His smile broke across his face like waves against a lifeboat. He wrapped his arms around me, and kissed me deeply, more deeply than he ever had before. I could sense the tenderness he felt for me, and something inside of me cracked fully open and began to well up to the surface. I couldn’t name it yet, but it was there, waiting. The majority of my mind melted into him and was lost in the smell of his body and the warmth of his chiseled arms.

But even during this, one of the calmest moments of my life, when I felt safe and secure in Shane’s arms, there was a small section in the back of my brain that kept wondering: What exactly was he still hiding from me?

18.

A
fter that, we spent the rest of the day in and out of bed. The hours blended into each other, and it scared me a little bit how fast the time could melt away when I was in his arms. But it was good, and comfortable, in a way I hadn’t experienced before. So much of my life was spent in anxious work, trying to get the next project finished, but that lazy Sunday turned into a lazy Monday.
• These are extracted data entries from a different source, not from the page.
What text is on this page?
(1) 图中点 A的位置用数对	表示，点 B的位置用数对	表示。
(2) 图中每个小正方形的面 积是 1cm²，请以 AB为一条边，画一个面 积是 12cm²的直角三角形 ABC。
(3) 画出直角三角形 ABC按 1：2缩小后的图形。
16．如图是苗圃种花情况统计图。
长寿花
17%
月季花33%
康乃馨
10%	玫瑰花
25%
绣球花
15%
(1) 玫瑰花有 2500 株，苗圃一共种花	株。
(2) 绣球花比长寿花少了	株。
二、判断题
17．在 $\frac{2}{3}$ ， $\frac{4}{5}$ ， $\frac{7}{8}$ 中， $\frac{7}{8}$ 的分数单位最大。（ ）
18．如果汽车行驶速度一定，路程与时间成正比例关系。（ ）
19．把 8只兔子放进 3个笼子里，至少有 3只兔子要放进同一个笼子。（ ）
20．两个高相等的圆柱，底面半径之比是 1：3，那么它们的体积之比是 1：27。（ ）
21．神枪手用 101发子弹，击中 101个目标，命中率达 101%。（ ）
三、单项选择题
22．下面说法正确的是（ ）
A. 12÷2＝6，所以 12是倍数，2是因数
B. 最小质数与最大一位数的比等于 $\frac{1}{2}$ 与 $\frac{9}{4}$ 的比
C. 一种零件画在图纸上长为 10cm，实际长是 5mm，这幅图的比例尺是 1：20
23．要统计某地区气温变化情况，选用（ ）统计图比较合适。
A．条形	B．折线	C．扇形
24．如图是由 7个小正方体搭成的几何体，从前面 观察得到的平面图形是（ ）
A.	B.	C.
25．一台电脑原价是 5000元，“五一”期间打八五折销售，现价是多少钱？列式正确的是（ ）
There were some benefits to dating the boss. One huge benefit was getting time off. Lazy Monday turned into lazy Tuesday, and suddenly it was Wednesday, and we hadn’t left his house in three days.

We laid together in his bed in the morning, partially dressed. I ran my fingers along the contours of his chest and stomach as he played with my hair.

“I need to go home soon,” I said.

“No, you don’t. Anything you need is here.”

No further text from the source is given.